I was intrigued to learn that with the Painter program when using the Wacom Intuos 2 stylus and tablet with its sensuous surface and feeling of flow, I could, after developing a series of images, get into a painter's "high," the expansive state that image-making with its intense concentration on seeing can incite. Painting has a slower rate of change and more risk is involved (in making changes, for example, there's no click for saving states along the way - and no "undo," no "step backward").

Painting demands more time and materials for each artwork and, perhaps because each brushstroke remains more sensitive to the touch or kinesthetics of the brush and the know-how of the painter, it requires a different depth and quality of thought and commitment.
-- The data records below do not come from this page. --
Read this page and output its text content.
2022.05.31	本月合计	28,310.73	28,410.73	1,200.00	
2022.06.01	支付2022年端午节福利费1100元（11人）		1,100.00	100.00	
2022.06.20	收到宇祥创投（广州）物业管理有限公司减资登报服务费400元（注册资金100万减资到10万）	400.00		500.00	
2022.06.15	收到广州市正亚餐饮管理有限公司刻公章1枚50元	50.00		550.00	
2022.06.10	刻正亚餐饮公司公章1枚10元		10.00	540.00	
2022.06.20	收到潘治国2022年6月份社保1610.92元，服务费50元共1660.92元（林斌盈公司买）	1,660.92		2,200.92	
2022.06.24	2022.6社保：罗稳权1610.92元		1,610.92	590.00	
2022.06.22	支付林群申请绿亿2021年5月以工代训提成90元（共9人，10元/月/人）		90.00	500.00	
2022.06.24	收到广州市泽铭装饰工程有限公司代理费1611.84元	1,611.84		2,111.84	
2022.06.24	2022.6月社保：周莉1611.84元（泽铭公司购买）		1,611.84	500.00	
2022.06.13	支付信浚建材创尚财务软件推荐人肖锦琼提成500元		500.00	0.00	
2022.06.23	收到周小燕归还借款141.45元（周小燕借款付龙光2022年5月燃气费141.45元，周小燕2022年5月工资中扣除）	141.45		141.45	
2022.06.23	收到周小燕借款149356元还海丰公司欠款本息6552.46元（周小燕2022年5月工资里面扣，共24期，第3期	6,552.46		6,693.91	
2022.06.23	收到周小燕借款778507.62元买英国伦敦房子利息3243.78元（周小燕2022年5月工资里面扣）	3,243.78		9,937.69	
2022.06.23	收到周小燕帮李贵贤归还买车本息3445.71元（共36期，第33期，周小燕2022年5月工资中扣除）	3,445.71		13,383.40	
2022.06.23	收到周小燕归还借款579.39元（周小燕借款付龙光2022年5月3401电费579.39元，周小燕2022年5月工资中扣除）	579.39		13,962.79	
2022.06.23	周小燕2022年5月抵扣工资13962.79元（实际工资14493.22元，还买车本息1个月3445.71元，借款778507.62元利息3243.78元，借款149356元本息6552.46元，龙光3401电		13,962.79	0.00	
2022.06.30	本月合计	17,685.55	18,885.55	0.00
Still, in general, design considerations apply equally to both media; the feeling for gestalt principles - the grouping and context of elements - and for form, space, and color remain the same. Mainly, for me, the flexibility of the digital medium makes up for most of its deficits. And I can apply this flexibility and exploration of themes with the digital imagery to the painting at hand.

This exhibition plays with the two media, with two colors, blue and red, and with two image themes: water imagery associated with Sleeping Bear landscapes, and flower imagery associated with an Anemone or Amaryllis. Both the Sleeping Bear and flower themes have been part of my painting for years. Hopefully, my digital artwork enhances and invigorates my new painting and vice versa.